José Mercedes, with his roots in San Pedro, explained why he liked pitching for Licey. “Licey pays more and they treat the players well,” he said. “They treat you as family. I always heard this, but this was my first season and it’s true. They clinched the playoffs and they sent me a bottle of champagne.”
Major League Baseball is not a stranger to such inequality. There are tremendous differences in what organizations can afford. In 2008 the highest-paid player was Alex Rodriguez for the New York Yankees. His $28 million salary was more money than the entire roster, disabled list included, of his hometown team, the Florida Marlins. But the Marlins had won two World Series, as have other low-budget teams. The consistency with which the money teams, Licey and Águilas, won the championship was difficult to ignore.

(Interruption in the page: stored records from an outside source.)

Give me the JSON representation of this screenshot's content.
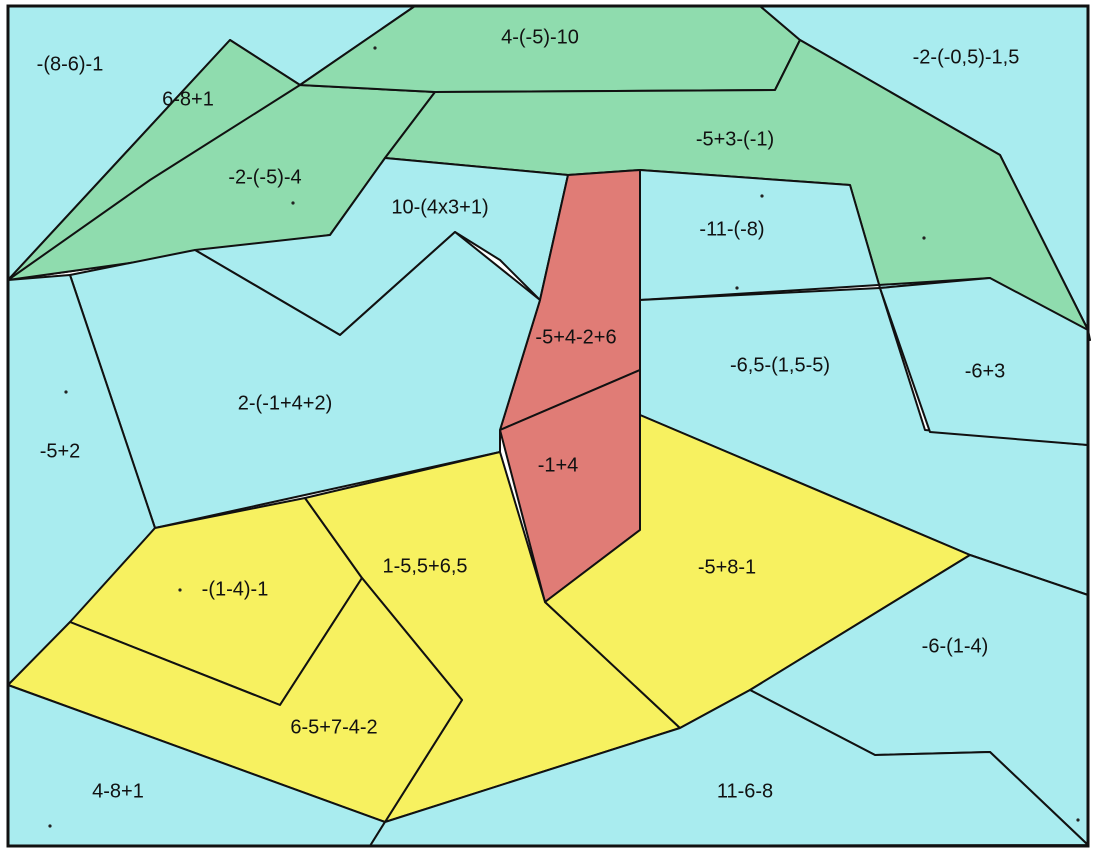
{
  "palette": {
    "water": "#a9ecef",
    "leaves": "#8fdcae",
    "sand": "#f7f160",
    "trunk": "#e07c76",
    "outline": "#111111"
  },
  "regions": [
    {
      "name": "region-sky-top-left",
      "color": "water",
      "label": "-(8-6)-1"
    },
    {
      "name": "region-leaf-upper-left",
      "color": "leaves",
      "label": "6-8+1"
    },
    {
      "name": "region-leaf-lower-left",
      "color": "leaves",
      "label": "-2-(-5)-4"
    },
    {
      "name": "region-leaf-top-center",
      "color": "leaves",
      "label": "4-(-5)-10"
    },
    {
      "name": "region-sky-top-right",
      "color": "water",
      "label": "-2-(-0,5)-1,5"
    },
    {
      "name": "region-leaf-right",
      "color": "leaves",
      "label": "-5+3-(-1)"
    },
    {
      "name": "region-sky-center",
      "color": "water",
      "label": "10-(4x3+1)"
    },
    {
      "name": "region-sky-right-upper",
      "color": "water",
      "label": "-11-(-8)"
    },
    {
      "name": "region-trunk-upper",
      "color": "trunk",
      "label": "-5+4-2+6"
    },
    {
      "name": "region-sky-right-middle",
      "color": "water",
      "label": "-6,5-(1,5-5)"
    },
    {
      "name": "region-sky-far-right",
      "color": "water",
      "label": "-6+3"
    },
    {
      "name": "region-sky-left-middle",
      "color": "water",
      "label": "2-(-1+4+2)"
    },
    {
      "name": "region-sky-left-edge",
      "color": "water",
      "label": "-5+2"
    },
    {
      "name": "region-trunk-lower",
      "color": "trunk",
      "label": "-1+4"
    },
    {
      "name": "region-sand-left",
      "color": "sand",
      "label": "-(1-4)-1"
    },
    {
      "name": "region-sand-center",
      "color": "sand",
      "label": "1-5,5+6,5"
    },
    {
      "name": "region-sand-right",
      "color": "sand",
      "label": "-5+8-1"
    },
    {
      "name": "region-water-right",
      "color": "water",
      "label": "-6-(1-4)"
    },
    {
      "name": "region-sand-bottom-left",
      "color": "sand",
      "label": "6-5+7-4-2"
    },
    {
      "name": "region-water-bottom-left",
      "color": "water",
      "label": "4-8+1"
    },
    {
      "name": "region-water-bottom-right",
      "color": "water",
      "label": "11-6-8"
    }
  ]
}
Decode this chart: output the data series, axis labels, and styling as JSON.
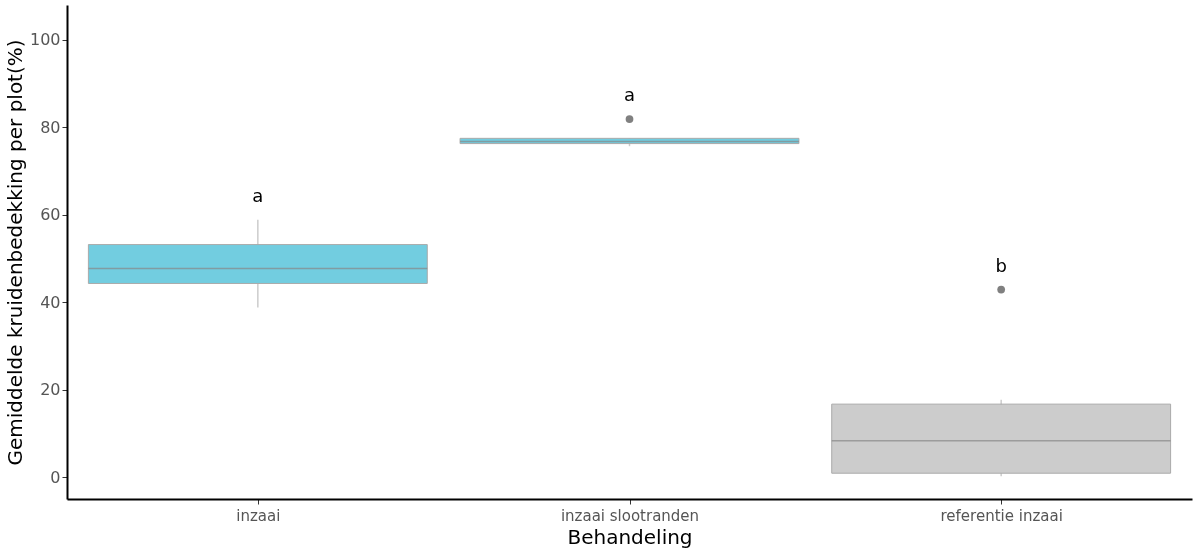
{
  "chart_data": {
    "type": "box",
    "xlabel": "Behandeling",
    "ylabel": "Gemiddelde kruidenbedekking per plot(%)",
    "categories": [
      "inzaai",
      "inzaai slootranden",
      "referentie inzaai"
    ],
    "boxes": [
      {
        "low": 38.8,
        "q1": 44.3,
        "median": 47.7,
        "q3": 53.2,
        "high": 58.9
      },
      {
        "low": 75.7,
        "q1": 76.3,
        "median": 76.8,
        "q3": 77.5,
        "high": 77.5,
        "outliers": [
          81.9
        ]
      },
      {
        "low": 0.2,
        "q1": 0.9,
        "median": 8.3,
        "q3": 16.7,
        "high": 17.7,
        "outliers": [
          42.9
        ]
      }
    ],
    "colors": [
      "#72cde0",
      "#72cde0",
      "#cccccc"
    ],
    "ylim": [
      -5,
      108
    ],
    "yticks": [
      0,
      20,
      40,
      60,
      80,
      100
    ],
    "grid": false,
    "annotations": [
      "a",
      "a",
      "b"
    ]
  }
}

At the start of the new century the Dominican League began addressing this i
nequality. A draft, similar to the major-league draft, was initiated in which the losing team had the first pick of available players. Griffin was among the many who thought that this would even out the results. But in the first six years of the draft, either Águilas or Licey won every year.
It was growing harder to get major-league players. The major-league clubs did not like their multimillion-dollar properties risking injury in the Dominican Republic in the off-season. It had happened too many times. Everyone remembered 1971 when Rico Carty, at the height of his skills, was out for a year from an injury playing for Escogido. The clubs started limiting the participation of their players. “When I was in the majors,” Bonny Castillo complained, “they let us play. They’re probably protecting their money.” Attitudes change when a few million dollars have been invested in the player.
Griffin claimed that the reason the Estrellas went on a losing streak at the end of the season was that they had lost their best players, including two San Pedro natives, Daniel Cabrera and Robinson Canó. Griffin had to use Cabrera judiciously because the Orioles would only allow him to pitch five games for the Estrellas. Now, at the end of the season, his five games were used up. Canó, one of the Estrellas’ most reliable hitters, could no longer play because the Yankees had allowed him to play in only ten games.
To Macorisanos this was not an acceptable explanation for their six-game slide at the critical end of the season. “It’s just an excuse,” said José Canó. “One player doesn’t decide a team.” And it was true that there were numerous other major-league players on the Estrellas, including Fernando Tatis. Griffin, it was felt, had not done what he had to do to win, although there was some disagreement around town about just what that would have been. The general feeling was that he had failed to assemble a good enough team.